FIDIC, the French acronym for Fédération Internationale des Ingénieurs-Conseils (International Federation of Consulting Engineers), is best known for producing standard form construction contracts widely used across global infrastructure and engineering projects.
Its popularity lies largely in its structured and commercially balanced approach to risk allocation. FIDIC contracts are designed around a central principle: risks should generally be allocated to the party best able to manage them. By clearly defining responsibilities at the outset, the contracts help reduce uncertainty, minimise disputes and improve project bankability – issues that have become increasingly important following supply chain disruptions, inflationary pressures and delays experienced across the global construction sector in recent years.
One of FIDIC’s greatest strengths is its adaptability. Contrary to common misconception, the contracts are not rigid templates imposed uniformly across projects. Instead, each contract is divided into two key parts: general conditions — the standardised core clauses governing issues such as payment, delay, claims and risk allocation; and particular conditions — project-specific amendments that accommodate local law, procurement requirements and commercial arrangements.
This structure allows parties to retain internationally recognised standards while adapting the contract to local realities.
Another defining feature is the suite’s consistent drafting language and standardised definitions. Terms used across the various FIDIC books generally maintain the same meaning throughout the suite, providing continuity for contractors, lenders, employers and consultants operating across multiple jurisdictions.
Importantly, under many FIDIC forms such as the Red and Yellow Books, contract administration is undertaken by the Engineer, who is appointed by the Employer. This sometimes creates confusion in practice, with some mistakenly assuming the Engineer acts for the Contractor. In reality, the Engineer performs an independent contract administration role under the contract framework.

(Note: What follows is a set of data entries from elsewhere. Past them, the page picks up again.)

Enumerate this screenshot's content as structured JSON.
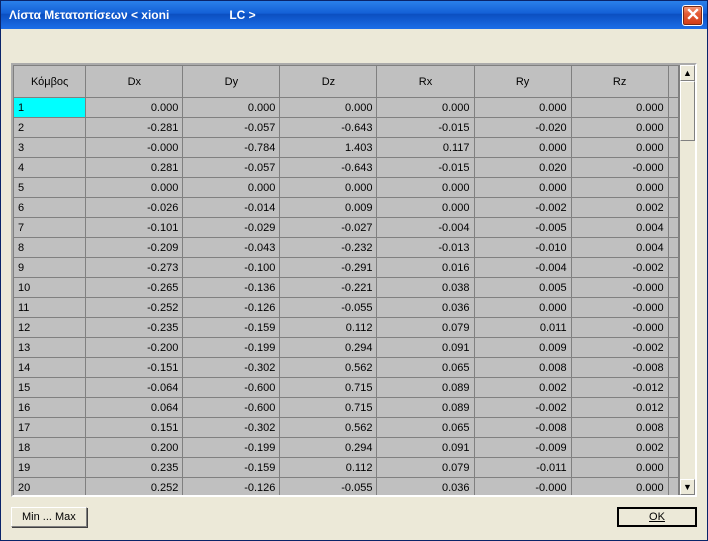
{
  "window": {
    "title_main": "Λίστα Μετατοπίσεων < xioni",
    "title_lc": "LC  >"
  },
  "table": {
    "headers": [
      "Κόμβος",
      "Dx",
      "Dy",
      "Dz",
      "Rx",
      "Ry",
      "Rz"
    ],
    "rows": [
      {
        "node": "1",
        "dx": "0.000",
        "dy": "0.000",
        "dz": "0.000",
        "rx": "0.000",
        "ry": "0.000",
        "rz": "0.000"
      },
      {
        "node": "2",
        "dx": "-0.281",
        "dy": "-0.057",
        "dz": "-0.643",
        "rx": "-0.015",
        "ry": "-0.020",
        "rz": "0.000"
      },
      {
        "node": "3",
        "dx": "-0.000",
        "dy": "-0.784",
        "dz": "1.403",
        "rx": "0.117",
        "ry": "0.000",
        "rz": "0.000"
      },
      {
        "node": "4",
        "dx": "0.281",
        "dy": "-0.057",
        "dz": "-0.643",
        "rx": "-0.015",
        "ry": "0.020",
        "rz": "-0.000"
      },
      {
        "node": "5",
        "dx": "0.000",
        "dy": "0.000",
        "dz": "0.000",
        "rx": "0.000",
        "ry": "0.000",
        "rz": "0.000"
      },
      {
        "node": "6",
        "dx": "-0.026",
        "dy": "-0.014",
        "dz": "0.009",
        "rx": "0.000",
        "ry": "-0.002",
        "rz": "0.002"
      },
      {
        "node": "7",
        "dx": "-0.101",
        "dy": "-0.029",
        "dz": "-0.027",
        "rx": "-0.004",
        "ry": "-0.005",
        "rz": "0.004"
      },
      {
        "node": "8",
        "dx": "-0.209",
        "dy": "-0.043",
        "dz": "-0.232",
        "rx": "-0.013",
        "ry": "-0.010",
        "rz": "0.004"
      },
      {
        "node": "9",
        "dx": "-0.273",
        "dy": "-0.100",
        "dz": "-0.291",
        "rx": "0.016",
        "ry": "-0.004",
        "rz": "-0.002"
      },
      {
        "node": "10",
        "dx": "-0.265",
        "dy": "-0.136",
        "dz": "-0.221",
        "rx": "0.038",
        "ry": "0.005",
        "rz": "-0.000"
      },
      {
        "node": "11",
        "dx": "-0.252",
        "dy": "-0.126",
        "dz": "-0.055",
        "rx": "0.036",
        "ry": "0.000",
        "rz": "-0.000"
      },
      {
        "node": "12",
        "dx": "-0.235",
        "dy": "-0.159",
        "dz": "0.112",
        "rx": "0.079",
        "ry": "0.011",
        "rz": "-0.000"
      },
      {
        "node": "13",
        "dx": "-0.200",
        "dy": "-0.199",
        "dz": "0.294",
        "rx": "0.091",
        "ry": "0.009",
        "rz": "-0.002"
      },
      {
        "node": "14",
        "dx": "-0.151",
        "dy": "-0.302",
        "dz": "0.562",
        "rx": "0.065",
        "ry": "0.008",
        "rz": "-0.008"
      },
      {
        "node": "15",
        "dx": "-0.064",
        "dy": "-0.600",
        "dz": "0.715",
        "rx": "0.089",
        "ry": "0.002",
        "rz": "-0.012"
      },
      {
        "node": "16",
        "dx": "0.064",
        "dy": "-0.600",
        "dz": "0.715",
        "rx": "0.089",
        "ry": "-0.002",
        "rz": "0.012"
      },
      {
        "node": "17",
        "dx": "0.151",
        "dy": "-0.302",
        "dz": "0.562",
        "rx": "0.065",
        "ry": "-0.008",
        "rz": "0.008"
      },
      {
        "node": "18",
        "dx": "0.200",
        "dy": "-0.199",
        "dz": "0.294",
        "rx": "0.091",
        "ry": "-0.009",
        "rz": "0.002"
      },
      {
        "node": "19",
        "dx": "0.235",
        "dy": "-0.159",
        "dz": "0.112",
        "rx": "0.079",
        "ry": "-0.011",
        "rz": "0.000"
      },
      {
        "node": "20",
        "dx": "0.252",
        "dy": "-0.126",
        "dz": "-0.055",
        "rx": "0.036",
        "ry": "-0.000",
        "rz": "0.000"
      }
    ]
  },
  "buttons": {
    "minmax": "Min ... Max",
    "ok": "OK"
  },
  "scroll": {
    "up_glyph": "▲",
    "down_glyph": "▼"
  }
}
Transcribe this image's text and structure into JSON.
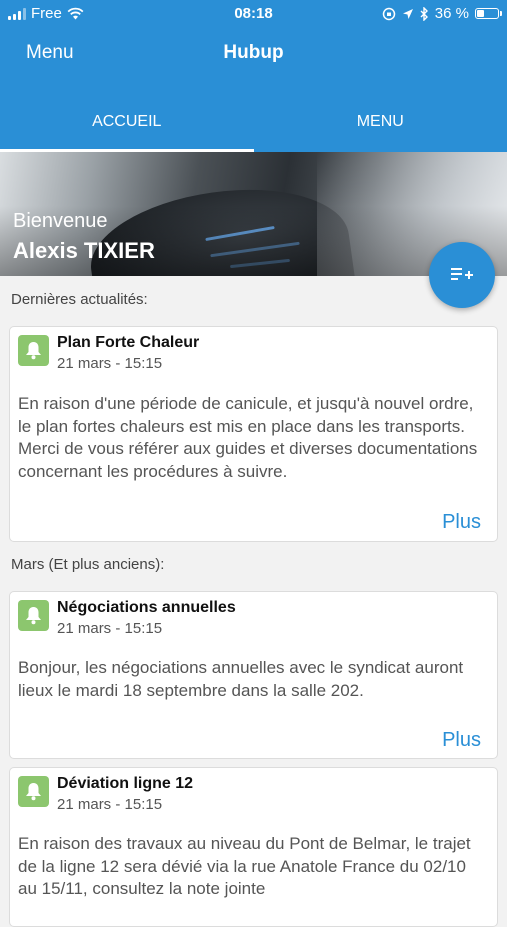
{
  "status_bar": {
    "carrier": "Free",
    "time": "08:18",
    "battery": "36 %",
    "battery_level": 0.36
  },
  "app_bar": {
    "menu_label": "Menu",
    "title": "Hubup"
  },
  "tabs": [
    {
      "label": "ACCUEIL",
      "active": true
    },
    {
      "label": "MENU",
      "active": false
    }
  ],
  "hero": {
    "greeting": "Bienvenue",
    "user_name": "Alexis TIXIER"
  },
  "sections": {
    "latest": "Dernières actualités:",
    "older": "Mars (Et plus anciens):"
  },
  "news": [
    {
      "title": "Plan Forte Chaleur",
      "date": "21 mars - 15:15",
      "body": "En raison d'une période de canicule, et jusqu'à nouvel ordre, le plan fortes chaleurs est mis en place dans les transports. Merci de vous référer aux guides et diverses documentations concernant les procédures à suivre.",
      "more": "Plus"
    },
    {
      "title": "Négociations annuelles",
      "date": "21 mars - 15:15",
      "body": "Bonjour, les négociations annuelles avec le syndicat auront lieux le mardi 18 septembre dans la salle 202.",
      "more": "Plus"
    },
    {
      "title": "Déviation ligne 12",
      "date": "21 mars - 15:15",
      "body": "En raison des travaux au niveau du Pont de Belmar, le trajet de la ligne 12 sera dévié via la rue Anatole France du 02/10 au 15/11, consultez la note jointe",
      "more": ""
    }
  ],
  "colors": {
    "primary": "#2a8fd6",
    "news_icon": "#8cc66e",
    "background": "#f2f2f2"
  },
  "icons": {
    "fab": "playlist-add-icon",
    "news": "bell-icon"
  }
}
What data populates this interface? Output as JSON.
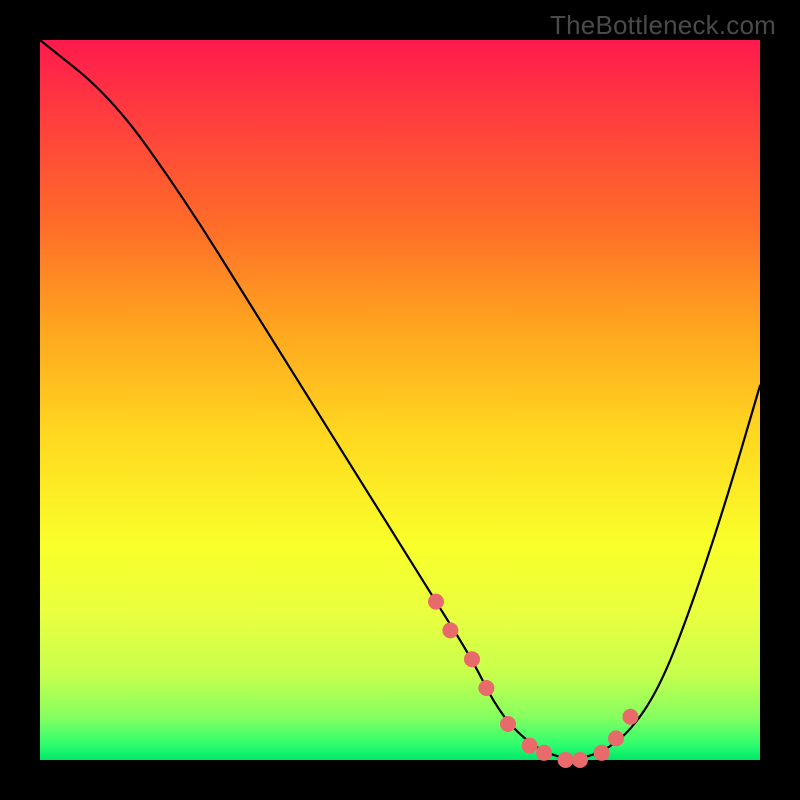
{
  "watermark": "TheBottleneck.com",
  "chart_data": {
    "type": "line",
    "title": "",
    "xlabel": "",
    "ylabel": "",
    "xlim": [
      0,
      100
    ],
    "ylim": [
      0,
      100
    ],
    "series": [
      {
        "name": "bottleneck-curve",
        "x": [
          0,
          10,
          20,
          30,
          40,
          50,
          55,
          60,
          63,
          66,
          70,
          74,
          78,
          82,
          86,
          90,
          95,
          100
        ],
        "y": [
          100,
          92,
          78,
          62,
          46,
          30,
          22,
          14,
          8,
          4,
          1,
          0,
          1,
          4,
          10,
          20,
          35,
          52
        ]
      }
    ],
    "markers": {
      "name": "highlight-dots",
      "x": [
        55,
        57,
        60,
        62,
        65,
        68,
        70,
        73,
        75,
        78,
        80,
        82
      ],
      "y": [
        22,
        18,
        14,
        10,
        5,
        2,
        1,
        0,
        0,
        1,
        3,
        6
      ]
    }
  }
}
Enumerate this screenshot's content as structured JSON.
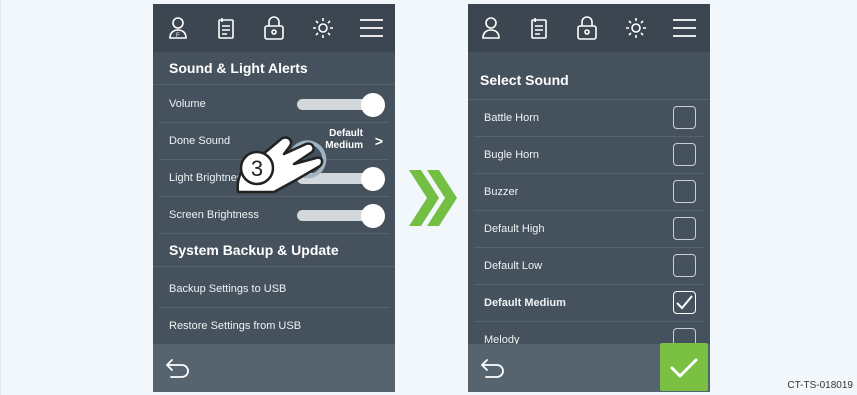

Over time, the FIDIC contracts became informally known by the colour of their covers.
The Red Book is perhaps the most widely recognised. It is primarily used where the Employer provides the design, while the Contractor undertakes construction works. It remains particularly popular for public infrastructure and government-funded projects.
The Yellow Book adopts a different approach by placing design responsibility on the Contractor. It is commonly used for plant, mechanical and electrical works, as well as broader design-and-build projects. A major commercial feature is that the Contractor assumes responsibility for delivering a design fit for its intended purpose, giving the Employer a single point of accountability.
The Silver Book is heavily associated with EPC and turnkey projects, particularly power plants and privately financed infrastructure developments. Under this form, the Contractor assumes significantly greater risk exposure, including many unforeseen conditions risks, in exchange for greater price and time certainty. Because of this allocation structure, the Silver Book is frequently used in project-financed infrastructure and Public-Private Partnership transactions where lenders require predictable delivery outcomes.
The Green Book is best suited for engineering and building works of lower capital value or relatively simple and repetitive nature. While the original form historically recommended a project threshold of approximately US$500,000, anticipation continues to build ahead of FIDIC’s proposed 2021 Green Book Second Edition. The revised form is expected to simplify administrative procedures significantly, creating a more streamlined and user-friendly alternative capable of accommodating larger project values where the risk profile remains relatively low.
FIDIC also developed specialised forms for niche sectors. The Gold Book integrates design, construction and long-term operation obligations into a single structure, making it suitable for projects requiring ongoing operational maintenance. Meanwhile, the Blue Book was specifically created for dredging and reclamation works, addressing risks unique to marine construction environments.
Another important member of the suite is the Pink Book, which adapts the Red Book for projects funded by Multilateral Development Banks such as the World Bank and African Development Bank. These versions incorporate procurement safeguards, compliance obligations and anti-corruption provisions required by international development institutions.
Ultimately, the importance of FIDIC extends beyond contract drafting. The suite has become a global commercial language for infrastructure delivery. Its standardised approach helps investors, contractors, governments and lenders operate within familiar legal and operational frameworks across jurisdictions.
In large-scale infrastructure projects, disputes rarely arise simply because projects are technically difficult. More often, problems emerge because risks were poorly allocated, responsibilities were unclear, or contractual mechanisms failed to anticipate commercial realities. FIDIC’s enduring relevance lies in its attempt to address these issues systematically.
Selecting the appropriate FIDIC form is therefore not merely an administrative exercise. It is often one of the most commercially important decisions made at the outset of a project.
Ajakaiye is an infrastructure professional specializing in PPPs, energy project finance, and construction risk management.